My host family had a giant party last year, complete with two whole turkeys and ten pies. I remember not being able to count the number of family members they invited. Everyone was so happy.
This year, there were a total of 12 of us at our party. It was very different.
We still managed to have a great time, and found so much we could be thankful for even though our world is still turned upside down.
What are you thankful for this year?
Because everything was very small this year, my host family let me bake a pie!
I researched for pies on allrecipes.com to find the perfect pie: Grandma’s Lemon Meringue Pie. Many people told me serving Lemon Meringue Pie on Thanksgiving was not tradition enough. I have been told Pumpkin, Sweet Potato, Pecan, Apple and Cherry pie would be better options.
But Lemon Meringue just sounded so delicious.
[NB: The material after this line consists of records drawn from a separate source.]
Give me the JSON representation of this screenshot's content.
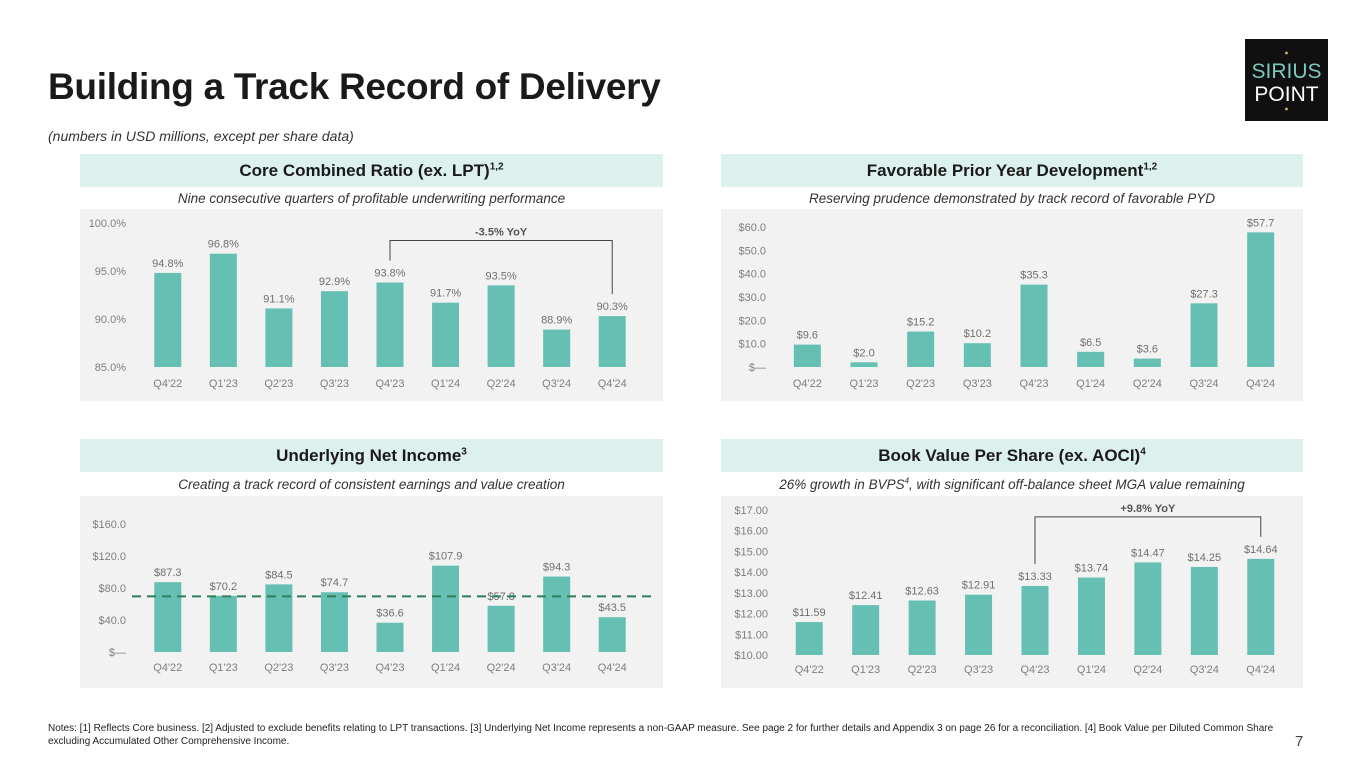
{
  "page": {
    "title": "Building a Track Record of Delivery",
    "subtitle": "(numbers in USD millions, except per share data)",
    "logo": {
      "line1": "SIRIUS",
      "line2": "POINT"
    },
    "notes": "Notes: [1] Reflects Core business. [2] Adjusted to exclude benefits relating to LPT transactions. [3] Underlying Net Income represents a non-GAAP measure. See page 2 for further details and Appendix 3 on page 26 for a reconciliation. [4] Book Value per Diluted Common Share excluding Accumulated Other Comprehensive Income.",
    "page_number": "7",
    "colors": {
      "bar": "#65c0b3",
      "header_bg": "#dcf0ee",
      "chart_bg": "#f2f2f2",
      "reference_line": "#2e7d5b"
    }
  },
  "panels": [
    {
      "title": "Core Combined Ratio (ex. LPT)",
      "sup": "1,2",
      "subtitle": "Nine consecutive quarters of profitable underwriting performance"
    },
    {
      "title": "Favorable Prior Year Development",
      "sup": "1,2",
      "subtitle": "Reserving prudence demonstrated by track record of favorable PYD"
    },
    {
      "title": "Underlying Net Income",
      "sup": "3",
      "subtitle": "Creating a track record of consistent earnings and value creation"
    },
    {
      "title": "Book Value Per Share (ex. AOCI)",
      "sup": "4",
      "subtitle_before": "26% growth in BVPS",
      "subtitle_sup": "4",
      "subtitle_after": ", with significant off-balance sheet MGA value remaining"
    }
  ],
  "chart_data": [
    {
      "type": "bar",
      "categories": [
        "Q4'22",
        "Q1'23",
        "Q2'23",
        "Q3'23",
        "Q4'23",
        "Q1'24",
        "Q2'24",
        "Q3'24",
        "Q4'24"
      ],
      "values": [
        94.8,
        96.8,
        91.1,
        92.9,
        93.8,
        91.7,
        93.5,
        88.9,
        90.3
      ],
      "labels": [
        "94.8%",
        "96.8%",
        "91.1%",
        "92.9%",
        "93.8%",
        "91.7%",
        "93.5%",
        "88.9%",
        "90.3%"
      ],
      "yticks": [
        "85.0%",
        "90.0%",
        "95.0%",
        "100.0%"
      ],
      "ylim": [
        85,
        100
      ],
      "grid": false,
      "annotation": {
        "text": "-3.5% YoY",
        "from_index": 4,
        "to_index": 8
      }
    },
    {
      "type": "bar",
      "categories": [
        "Q4'22",
        "Q1'23",
        "Q2'23",
        "Q3'23",
        "Q4'23",
        "Q1'24",
        "Q2'24",
        "Q3'24",
        "Q4'24"
      ],
      "values": [
        9.6,
        2.0,
        15.2,
        10.2,
        35.3,
        6.5,
        3.6,
        27.3,
        57.7
      ],
      "labels": [
        "$9.6",
        "$2.0",
        "$15.2",
        "$10.2",
        "$35.3",
        "$6.5",
        "$3.6",
        "$27.3",
        "$57.7"
      ],
      "yticks": [
        "$—",
        "$10.0",
        "$20.0",
        "$30.0",
        "$40.0",
        "$50.0",
        "$60.0"
      ],
      "ylim": [
        0,
        60
      ],
      "grid": false
    },
    {
      "type": "bar",
      "categories": [
        "Q4'22",
        "Q1'23",
        "Q2'23",
        "Q3'23",
        "Q4'23",
        "Q1'24",
        "Q2'24",
        "Q3'24",
        "Q4'24"
      ],
      "values": [
        87.3,
        70.2,
        84.5,
        74.7,
        36.6,
        107.9,
        57.8,
        94.3,
        43.5
      ],
      "labels": [
        "$87.3",
        "$70.2",
        "$84.5",
        "$74.7",
        "$36.6",
        "$107.9",
        "$57.8",
        "$94.3",
        "$43.5"
      ],
      "yticks": [
        "$—",
        "$40.0",
        "$80.0",
        "$120.0",
        "$160.0"
      ],
      "ylim": [
        0,
        160
      ],
      "grid": false,
      "reference_line": 69.6
    },
    {
      "type": "bar",
      "categories": [
        "Q4'22",
        "Q1'23",
        "Q2'23",
        "Q3'23",
        "Q4'23",
        "Q1'24",
        "Q2'24",
        "Q3'24",
        "Q4'24"
      ],
      "values": [
        11.59,
        12.41,
        12.63,
        12.91,
        13.33,
        13.74,
        14.47,
        14.25,
        14.64
      ],
      "labels": [
        "$11.59",
        "$12.41",
        "$12.63",
        "$12.91",
        "$13.33",
        "$13.74",
        "$14.47",
        "$14.25",
        "$14.64"
      ],
      "yticks": [
        "$10.00",
        "$11.00",
        "$12.00",
        "$13.00",
        "$14.00",
        "$15.00",
        "$16.00",
        "$17.00"
      ],
      "ylim": [
        10,
        17
      ],
      "grid": false,
      "annotation": {
        "text": "+9.8% YoY",
        "from_index": 4,
        "to_index": 8
      }
    }
  ]
}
On Wednesday night I got to work concocting this easy, and very delicious recipe.
You can see the recipe I found on allrecipe.com below (or click the handy link I have included):
- 1 cup white sugar
- 2 tablespoons all-purpose flour
- 3 tablespoons cornstarch
- ¼ teaspoon salt
- 1 ½ cups water
- 2 fruit, without seeds lemons, juiced and zested
- 2 tablespoons butter
- 4 large egg yolks egg yolks, beaten
- 1 (9 inch) pie crust, baked
- 4 large egg whites egg whites
- 6 tablespoons white sugar
Preheat oven to 350 degrees F (175 degrees C).
To Make Lemon Filling: In a medium saucepan, whisk together 1 cup sugar, flour, cornstarch, and salt. Stir in water, lemon juice and lemon zest. Cook over medium-high heat, stirring frequently, until mixture comes to a boil. Stir in butter. Place egg yolks in a small bowl and gradually whisk in 1/2 cup of hot sugar mixture. Whisk egg yolk mixture back into remaining sugar mixture. Bring to a boil and continue to cook while stirring constantly until thick. Remove from heat. Pour filling into baked pastry shell.
To Make Meringue: In a large glass or metal bowl, whip egg whites until foamy. Add sugar gradually, and continue to whip until stiff peaks form. Spread meringue over pie, sealing the edges at the crust.
Bake in preheated oven for 10 minutes, or until meringue is golden brown.
And guess what?! Everyone loved my pie, asked for the recipe, and they’ve promised to make it next year for Thanksgiving.
If you make this pie too, I’d love for you to share your reactions and photos. It was so much fun to do some baking for the people I’m most thankful for in life.